Oleh: Miqdad Husein
Berbagai komentar bermunculan pasca pelaksanaan Pemilu 2024. Ada kalangan menyebut Pemilu sekarang paling brutal di era reformasi. Rusak parah, penuh kecurangan.
Kalangan lain berani menyebut lebih kasar dari pelaksanaan Pemilu di masa Orde Baru.
Komentar-komentar, yang kadang disertai berbagai video sebagai bukti itu, menegaskan kesadaran sangat terlambat .
Mereka ibaratnya baru terbangun dari mimpi indah pelaksanaan Pemilu dari realitas yang sebenarnya sudah amburadul sejak awal.
Apa yang terjadi sekarang tentang dugaan berbagai kecurangan seperti penggelembungan suara, dicoblos duluan untuk pasangan tertentu sebenarnya tidak lebih dari bagian teknis kerusakan Pemilu.
Sebuah riak-riak, yang boleh jadi dari awal sudah mendapatkan ‘jalan’ mulus.
Apa yang mengejutkan pelaksanaan Pemilu ada dugaan terjadi kecurangan terstruktur, sistematis dan massif, jika hal paling mendasar saja dari awal sudah dirusak, diacak-acak.
Semua merupakan resultan dari titik masuk atau fondasi pelaksanaan yang sudah melabrak sana-sani.
Kontroversi di Mahkamah Konstitusi (MK) adalah awal kerusakan pelaksanaan Pemilu, yang mencabik-cabik perundang-undangan.

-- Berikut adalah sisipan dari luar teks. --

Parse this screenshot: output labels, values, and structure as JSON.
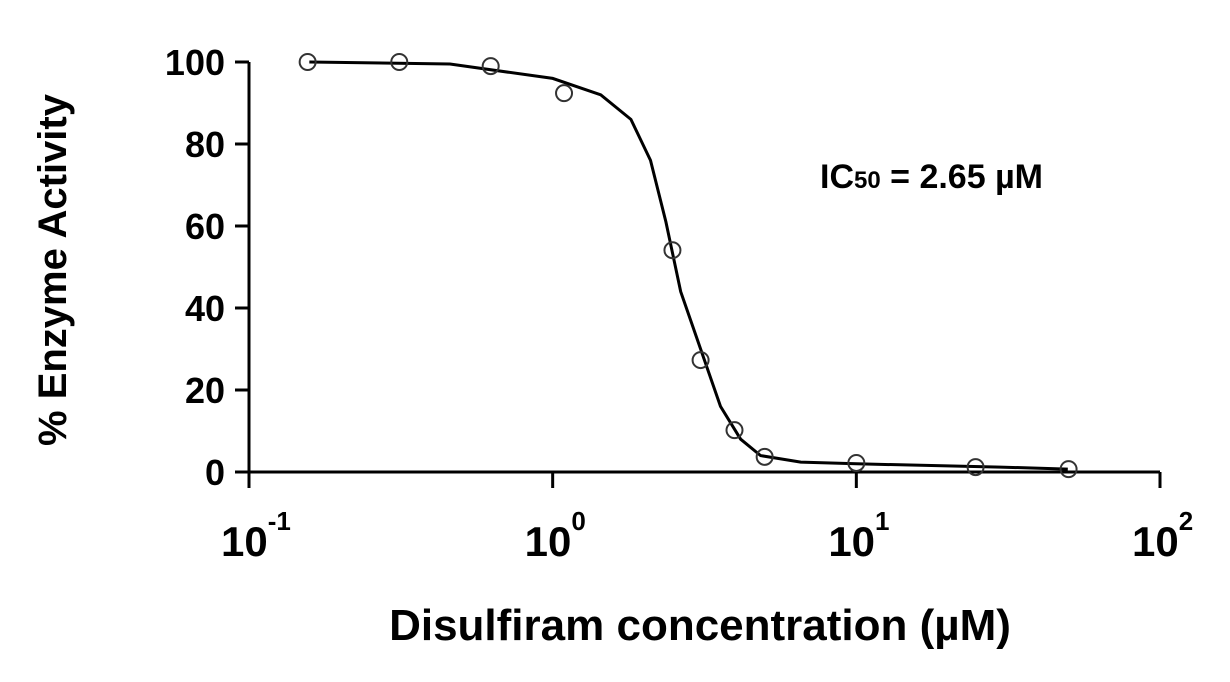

Pernyataan Wakil Ketua MK Saldi Isra, yang menyebut keanehan luar biasa ketika sebuah keputusan MK bisa berobah hanya dalam hitungan jam menegaskan betapa bobroknya proses awal yang menjadi dasar Pemilu terkait persyaratan Capres Capres.
Masyarakat negeri ini mengetahui sebelum keputusan perkara Nomor 90, pada hari yang sama MK menolak permohonan uji material soal perubahan batas usia.
Lalu, tak berapa lama, dalam gugatan yang hampir sama MK berobah mengabulkan melalui penambahan frase pernah menjabat sebagai kepala daerah.
Sebuah kontroversi dan tragedi hukum konstestasi politik yang luar biasa, yang menjadi landasan pelaksanaan Pemilu Pilpres dan secara normatif terbukti terjadi pelanggaran etik melalui keputusan Mahkamah Kehormatan MK.